Sunday, April 4, 2010

Fire Roasted Poblano, Hatch Chili Chicken Enchiladas

2 chicken breasts (about 1.25 pounds) chopped into large pieces
1/5th of a dried ancho chili (cut into 1/4" pieces)
1/2 onion, diced
2 cans of hatch chilis (from Trader Joes or classic Ortega chilis)
1/2 carton of chicken stock
1 or 2 T. cumin
pinch of red chili flakes
1/4 t. chipotle (powdered)
3 cloves of garlic
4 tomatillos sliced into quarters
1/2 t. coriander
1/2 t. Mexican oregeno
1 fire roasted Poblano pepper (That's right, open flame roast that puppy till the skin is black/charred. Wrap in some plastic wrap for about a half hour, then scrape off the black skin, seed, and throw it in the pot. I usually save this step for later in the day-- about 1/2 way through the cooking process, then put it in the crock pot)

Other ingredients that do not go in the crock pot
16 oz. sour cream-- use light or whatever you want
cheese (your choice, I like Mexican blends from Whole Foods-- I am pretty sparing with cheese in enchiladas these days)
1 package of flour tortillas

All ingredients in the top list go into a crockpot and steep for at least 6 hours maybe 8. It is done when you can shred the chicken with two forks. Don't discard anything! Separate out the chicken and the veggies-- chicken into a bowl, and the veggies/chilies into the blender.

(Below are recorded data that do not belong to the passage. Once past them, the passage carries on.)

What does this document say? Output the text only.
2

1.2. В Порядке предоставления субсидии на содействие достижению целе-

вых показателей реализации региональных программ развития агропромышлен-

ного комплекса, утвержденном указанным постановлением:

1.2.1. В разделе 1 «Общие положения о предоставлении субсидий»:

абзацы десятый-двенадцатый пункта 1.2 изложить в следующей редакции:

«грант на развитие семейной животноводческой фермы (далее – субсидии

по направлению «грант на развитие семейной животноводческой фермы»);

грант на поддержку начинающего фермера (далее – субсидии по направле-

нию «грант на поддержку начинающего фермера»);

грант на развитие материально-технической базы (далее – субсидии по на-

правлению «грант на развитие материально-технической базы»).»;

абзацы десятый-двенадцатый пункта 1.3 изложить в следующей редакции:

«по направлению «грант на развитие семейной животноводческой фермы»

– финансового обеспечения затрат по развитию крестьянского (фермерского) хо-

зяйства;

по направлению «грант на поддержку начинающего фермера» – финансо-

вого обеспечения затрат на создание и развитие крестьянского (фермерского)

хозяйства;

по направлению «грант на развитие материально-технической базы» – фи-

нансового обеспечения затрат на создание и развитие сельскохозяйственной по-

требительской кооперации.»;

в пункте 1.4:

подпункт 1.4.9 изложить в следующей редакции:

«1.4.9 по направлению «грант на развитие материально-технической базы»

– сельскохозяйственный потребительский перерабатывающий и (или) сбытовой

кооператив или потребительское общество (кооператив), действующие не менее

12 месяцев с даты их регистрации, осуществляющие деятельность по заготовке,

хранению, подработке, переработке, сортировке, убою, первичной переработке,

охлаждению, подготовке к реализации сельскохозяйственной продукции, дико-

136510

Chicken: shred with two forks. Add a little of the liquid in the crock pot to keep the chicken moist, but not sopping wet. Set a side.

Veggies/chilies: Add sour cream into the blender and whirl. This is your enchilada sauce

When it's done, assemble. For those of you who have never made an enchilada, you need a bowl of shredded chicken, a pie tin filled with enchilada sauce, a bowl for the cheese and a greased (Pam) casserole dish. Dredge the tortilla in sauce, place in the casserole dish, add chicken, add cheese, roll, and repeat. Top with additional sauce and cheese. Bake at 350 for 20 minutes or so until the cheese on top is bubbly.

Usually I have left over sauce. I recommend saving it to reheat enchiladas; they are notorious for drying out after the first cooking.